The ancient Chinese philosopher Sun Tzu, who sanctioned every manner of deceit to gain strategic advantage, believed that to engage in bloodshed was itself a sign of miscalculation. Beijing has taken such advice to heart. Whereas we continue to think of the Western way of war — whether in large conventional units or in smaller special operations forces — as a strategy, it is, in fact, merely a battle concept.
Our strategy must embrace a genuinely whole-of-government approach, involving the State Department, the Commerce Department and other agencies. But it can’t stop there. It must also link government security policy more closely to the activities of industry, and especially to high technology firms, so that they all work in loose coordination to advance U.S. and Western goals.
This will become easier as supply chains become less dependent on China, and Silicon Valley is forced to assemble its products in countries that are de facto U.S. allies — placing Silicon Valley’s self-interest more in line with Washington’s. We are headed for a more fractured world, favoring public-private cooperation regarding each great power — as opposed to the globalized world we are gradually leaving behind, where American companies were on their way to being denationalized.

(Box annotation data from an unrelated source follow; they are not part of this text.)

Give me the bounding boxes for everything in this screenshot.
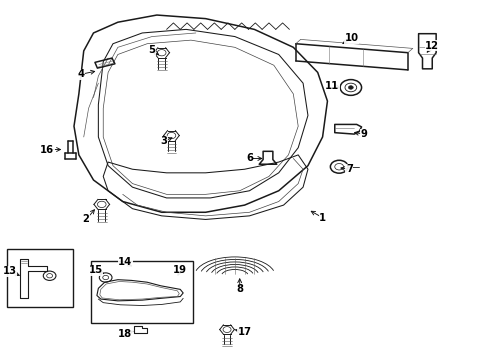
Text: 8: 8 (236, 284, 243, 294)
Text: 10: 10 (344, 33, 358, 43)
Text: 9: 9 (360, 129, 366, 139)
Text: 12: 12 (425, 41, 438, 50)
Text: 5: 5 (148, 45, 155, 55)
Text: 7: 7 (345, 164, 352, 174)
Circle shape (347, 86, 352, 89)
Text: 1: 1 (318, 213, 325, 222)
Text: 3: 3 (161, 136, 167, 146)
Bar (91, 261, 193, 323)
Text: 16: 16 (40, 144, 54, 154)
Text: 13: 13 (2, 266, 17, 276)
Text: 2: 2 (82, 215, 89, 224)
Text: 14: 14 (118, 257, 132, 267)
Text: 18: 18 (118, 329, 132, 339)
Text: 15: 15 (89, 265, 103, 275)
Text: 6: 6 (245, 153, 252, 163)
Text: 19: 19 (173, 265, 187, 275)
Text: 11: 11 (325, 81, 339, 91)
Bar (7, 249, 72, 307)
Text: 17: 17 (237, 327, 251, 337)
Text: 4: 4 (78, 69, 85, 79)
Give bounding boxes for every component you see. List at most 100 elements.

This is something that the Chinese and Russians — with more tightly controlled bureaucracies and state-controlled companies — have mastered. Whether it is Gazprom, Rosneft or the China National Offshore Oil Corp. acting abroad as arms of their respective governments — or whether it is Russia seeking to entrap Western Europe further into buying Siberian natural gas, or China subtly coercing countries into joining its Belt and Road Initiative and its 5G network — this is the new face of war.
The answer is not merely a tighter public-private embrace coupled with more interagency coordination; rather, it is to recover the American brand so that the private sector feels comfortable working with the public one in the first place. Internationalism and the promotion of human rights are no longer options but necessities in this regard. They play to our advantages by allowing us to rejuvenate alliances — even as we put Russia and China on a back foot.
Despite the battering that our institutions have taken, we are still in a comparatively strong position. The Chinese and Russians, by declaring their respective leaders virtually presidents for life, are inadvertently revealing their weakness, highlighting a deepening institutional void as Xi Jinping and Vladimir Putin grow old.
The ultimate victor in this new great power struggle will be the one that captures the evolving spirit of the age. The fact that all of humanity — on an increasingly crowded and interconnected planet — is experiencing the same traumas means that a global consciousness must eventually emerge in an epoch of planetary demons that includes climate change as well as pandemics. In this media-driven world, there will be a constant fight for status among the great powers. To compete only in the military sphere under such circumstances will render us defenseless.